British charitable trust established in 1983

The Bulldog Trust is a charitable trust aiming to encourage and facilitate philanthropy. Established in 1983 by Richard Q. Hoare OBE (1943–2020), to provide support and advice for charities facing immediate financial difficulties, the trust is based at and owns Two Temple Place in the City of London.

==Background==
The Trust was founded in 1983 by Richard Q. Hoare OBE (widely known as "Tigger", 1943–2020) as a "charity to support charities". As stated on the trust's website: "Intrinsic to all its work is the ethos of making a real difference to the organisations it helps."

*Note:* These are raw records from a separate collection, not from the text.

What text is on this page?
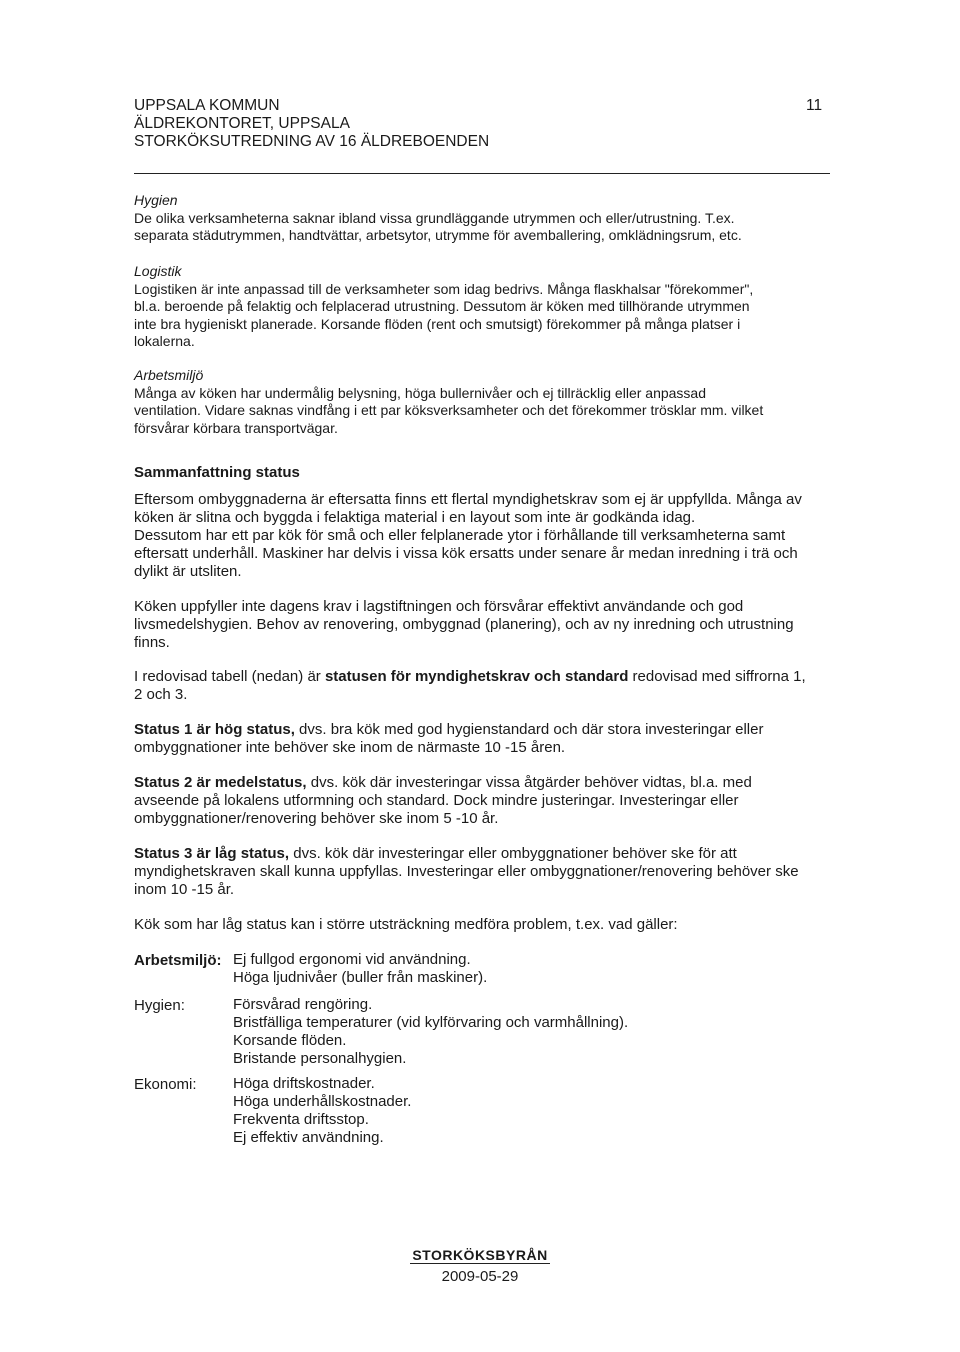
UPPSALA KOMMUN
ÄLDREKONTORET, UPPSALA
STORKÖKSUTREDNING AV 16 ÄLDREBOENDEN
11
Hygien
De olika verksamheterna saknar ibland vissa grundläggande utrymmen och eller/utrustning. T.ex.
separata städutrymmen, handtvättar, arbetsytor, utrymme för avemballering, omklädningsrum, etc.
Logistik
Logistiken är inte anpassad till de verksamheter som idag bedrivs. Många flaskhalsar "förekommer",
bl.a. beroende på felaktig och felplacerad utrustning. Dessutom är köken med tillhörande utrymmen
inte bra hygieniskt planerade. Korsande flöden (rent och smutsigt) förekommer på många platser i
lokalerna.
Arbetsmiljö
Många av köken har undermålig belysning, höga bullernivåer och ej tillräcklig eller anpassad
ventilation. Vidare saknas vindfång i ett par köksverksamheter och det förekommer trösklar mm. vilket
försvårar körbara transportvägar.
Sammanfattning status
Eftersom ombyggnaderna är eftersatta finns ett flertal myndighetskrav som ej är uppfyllda. Många av
köken är slitna och byggda i felaktiga material i en layout som inte är godkända idag.
Dessutom har ett par kök för små och eller felplanerade ytor i förhållande till verksamheterna samt
eftersatt underhåll. Maskiner har delvis i vissa kök ersatts under senare år medan inredning i trä och
dylikt är utsliten.
Köken uppfyller inte dagens krav i lagstiftningen och försvårar effektivt användande och god
livsmedelshygien. Behov av renovering, ombyggnad (planering), och av ny inredning och utrustning
finns.
I redovisad tabell (nedan) är statusen för myndighetskrav och standard redovisad med siffrorna 1,
2 och 3.
Status 1 är hög status, dvs. bra kök med god hygienstandard och där stora investeringar eller
ombyggnationer inte behöver ske inom de närmaste 10 -15 åren.
Status 2 är medelstatus, dvs. kök där investeringar vissa åtgärder behöver vidtas, bl.a. med
avseende på lokalens utformning och standard. Dock mindre justeringar. Investeringar eller
ombyggnationer/renovering behöver ske inom 5 -10 år.
Status 3 är låg status, dvs. kök där investeringar eller ombyggnationer behöver ske för att
myndighetskraven skall kunna uppfyllas. Investeringar eller ombyggnationer/renovering behöver ske
inom 10 -15 år.
Kök som har låg status kan i större utsträckning medföra problem, t.ex. vad gäller:
Arbetsmiljö: Ej fullgod ergonomi vid användning.
Höga ljudnivåer (buller från maskiner).
Hygien:	Försvårad rengöring.
Bristfälliga temperaturer (vid kylförvaring och varmhållning).
Korsande flöden.
Bristande personalhygien.
Ekonomi: Höga driftskostnader.
Höga underhållskostnader.
Frekventa driftsstop.
Ej effektiv användning.
STORKÖKSBYRÅN
2009-05-29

Mary Rose Gunn wrote in the Guardian obituary of Hoare: "Tigger's philanthropic spirit was never more in evidence than in his purchase of the stunning neo-gothic mansion on the Embankment, Two Temple Place. He had fallen in love with the house in 1999 and gave it to the Bulldog Trust because he felt its stunning interiors should be seen by the public. He supported the establishment of the house as a space devoted to showcasing regional museums and collections and opening up access to the arts. Free annual exhibition, education, events and volunteer programmes have run since 2011 and welcomed over 300,000 people to the house, building an extraordinarily loyal and enthusiastic army of Two Temple Place lovers."

==The Fore==
In March 2017, the Bulldog Trust launched The Fore programme to assist developing early-stage charities and social enterprises, providing funding and expertise and the opportunity to share skills.